A group of community residents on 125th Street in Richmond Hill are fighting to prevent construction of a nearby three-story commercial and residential complex that they contend would increase crowding and strain city services in the area.
James Lawson, spokesman for 40 out of the 46 houses on the block that belong to longtime residents and immigrant families, said the proposal to build 35,056 square feet of space at Garner Plaza at 124-20 Jamaica Ave. would change the essential character of the neighborhood.
"Most of the houses on our block are two-family homes," said Lawson, who was born in Woodhaven. "We don't feel it's going to represent our neighborhood or our community in a positive way."
Mary Ann Carey, district manager of Community Board 9, said the board approved a recommendation to allow a zoning variance to build the complex, which will include six one-bedrooms, 18 two-bedrooms and three three-bedroom apartments.
Borough President Helen Marshall presided over a public hearing on the project and will decide in the upcoming weeks on whether she approves of the request to allow a change in zoning.
There will also be 4,000 square feet of commercial space, Carey said.
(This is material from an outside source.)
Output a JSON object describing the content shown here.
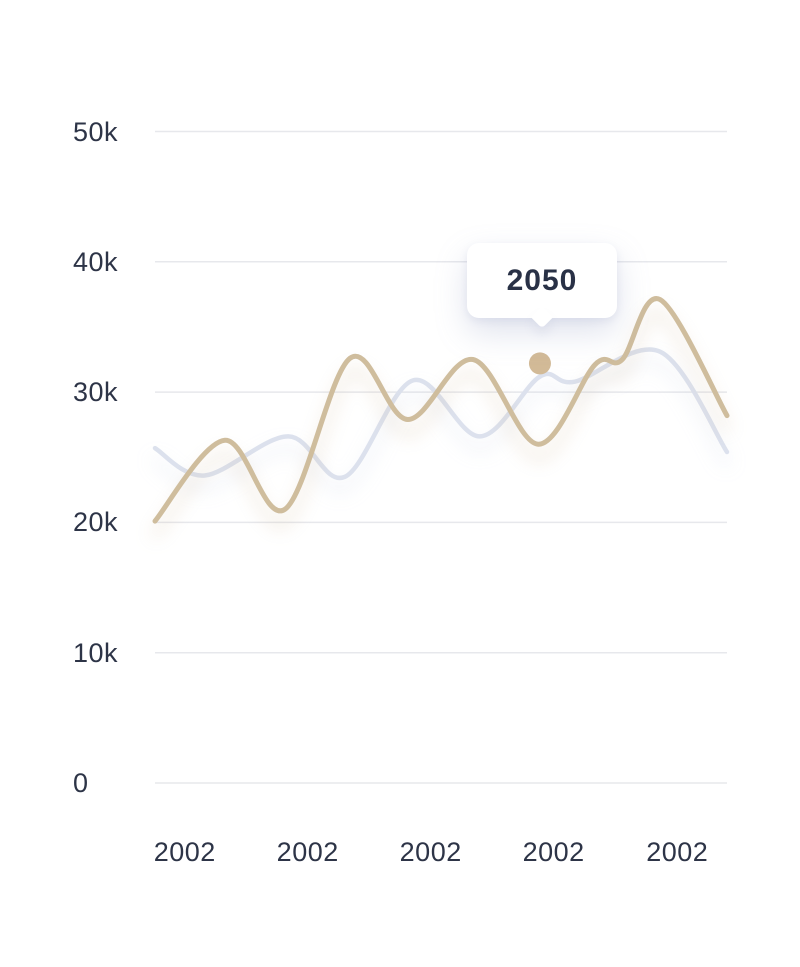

Lawson said he and his neighbors are opposed to this project specifically because the developer, Poko Partners, wants to build rental units. He said his community has improved during the past few years because residents have bought and then invested in their properties.
"We're not opposed to new construction, but there's a sense of ownership if you are not renting," he said.
Lawson said new apartment units would overcrowd the neighborhood, which already has two apartment towers nearby on 126th Street. He said residents on 125th Street are afraid of a decrease in property values and insufficient parking because of the proposed residential units.
But Carey said the 27 apartment units Poko Partners wants to erect will improve Jamaica Avenue because they will be coupled with commercial space. She said the Garner complex, which would replace a dilapidated lumberyard, would reduce noise by eliminating the need for wood delivery trucks and have no effect on parking because private spaces would be made underground for at least 60 percent of future residents.
"It's a very positive development for the community and it will certainly improve that corner 100 percent," Carey said. She said the developers are hoping to secure federal and state funding to build affordable housing units.
Kenneth M. Olsen, president of Poko Partners, headquartered in Port Jefferson, L.I., said the form of the development will take shape once he finds out during the summer if federal and state funding has been approved. He said his firm mainly builds rental units and plans to start building Garner Plaza three or four months after the decision on public financing.
The public assistance funding would allow Olsen to build the units with federal and state assistance. He said he hopes to attract local Richmond Hill residents with incomes ranging from $23,000 to $38,000 a year.